Pada kasus opertama, dia jatuh cinta, karena sosok yang membuatnya jatuh cinta itu memang layak dan pantas untuk dicintai. Hanya, kesadaran dirinya bahwa dia punya planning hidup yang harus didahulukan, sehingga dikesampingkannya perasaan itu. Orang seperti ini biasnaya mudah menetralisir perasaab jatuh cintanya dengan hal-hal positif prioritas dirinya.

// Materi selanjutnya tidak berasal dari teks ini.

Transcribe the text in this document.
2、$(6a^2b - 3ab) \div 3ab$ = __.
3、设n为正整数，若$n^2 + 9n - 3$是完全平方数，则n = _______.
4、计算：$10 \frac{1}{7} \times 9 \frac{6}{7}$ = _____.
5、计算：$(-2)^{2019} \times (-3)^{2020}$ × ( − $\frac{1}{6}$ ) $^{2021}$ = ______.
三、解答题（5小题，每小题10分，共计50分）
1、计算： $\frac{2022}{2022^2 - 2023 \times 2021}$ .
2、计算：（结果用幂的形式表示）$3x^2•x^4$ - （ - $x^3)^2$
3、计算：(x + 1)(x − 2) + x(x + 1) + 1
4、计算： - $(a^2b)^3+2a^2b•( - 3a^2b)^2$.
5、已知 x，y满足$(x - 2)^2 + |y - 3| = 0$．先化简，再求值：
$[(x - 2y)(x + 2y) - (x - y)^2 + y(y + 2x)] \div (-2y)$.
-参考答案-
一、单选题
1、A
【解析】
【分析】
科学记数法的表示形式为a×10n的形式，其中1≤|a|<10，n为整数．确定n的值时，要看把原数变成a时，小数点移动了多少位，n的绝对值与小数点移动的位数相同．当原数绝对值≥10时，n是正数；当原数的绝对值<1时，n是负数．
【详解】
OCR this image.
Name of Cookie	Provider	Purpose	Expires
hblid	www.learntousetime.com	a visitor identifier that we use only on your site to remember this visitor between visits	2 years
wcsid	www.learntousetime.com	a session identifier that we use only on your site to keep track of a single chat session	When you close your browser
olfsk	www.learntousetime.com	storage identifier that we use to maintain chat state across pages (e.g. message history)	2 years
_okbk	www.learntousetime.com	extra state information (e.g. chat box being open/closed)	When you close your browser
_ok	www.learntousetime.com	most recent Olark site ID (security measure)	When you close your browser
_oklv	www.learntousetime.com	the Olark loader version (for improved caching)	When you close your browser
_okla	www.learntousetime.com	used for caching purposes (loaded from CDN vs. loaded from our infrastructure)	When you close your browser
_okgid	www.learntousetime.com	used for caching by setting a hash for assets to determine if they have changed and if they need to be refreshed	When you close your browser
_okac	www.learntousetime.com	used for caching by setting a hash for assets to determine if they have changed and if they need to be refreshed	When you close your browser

Tidak ada masalah dengan orang yang jatuh cinta semacam ini.
Pada kasus kedua, juga tidak ada masalah jika perasaan rendah dirinya diikuti dengan cara pandang yang optimis dan positif. Dalam bahasan ini, jatuh cintanya masih wajar. Menjadi masalah kalo dia terpancing berbuat negatif. Misalnya, tenggelam dalam khayalan, apalagi yang kotor dan jorok, atau lenggah sehingga terbius pikiran berandai-andai ingin memiliki.
“Uuuhh, andaikan dia..andaikan…dan andaikan. Kenapa ya kok aku nggak tampan, nggak pinter, kurang shalih lagi.” Pertanyaan seperti ini sudah nggak sehat dan nyerempet-nyerempet bahaya, minimal untuk diri sendiri.
Nah, sekarang gimana kalo lebih dari itu? Artinya, nggak cuman dipendam saja perasaan itu dan diam menunggu datangnya nasib baik. Ya, liat-liat dulu. Kalo dia melakukan upaya-upaya positif; cari tau dengan baik-baik, siapa dia, tempat tinggalnya dimana, siapa orangtuanya, siapa temannya dst.
Kemudian menggali informasi perihal dirinya (kayak detektif). Setelah dirasa cukup, dia menimbang-nimbang dengan seksama keseriusan dirinya sendiri. Apa sih yang dia inginkan, pacaran atau sekedar ajang pembuktian diri.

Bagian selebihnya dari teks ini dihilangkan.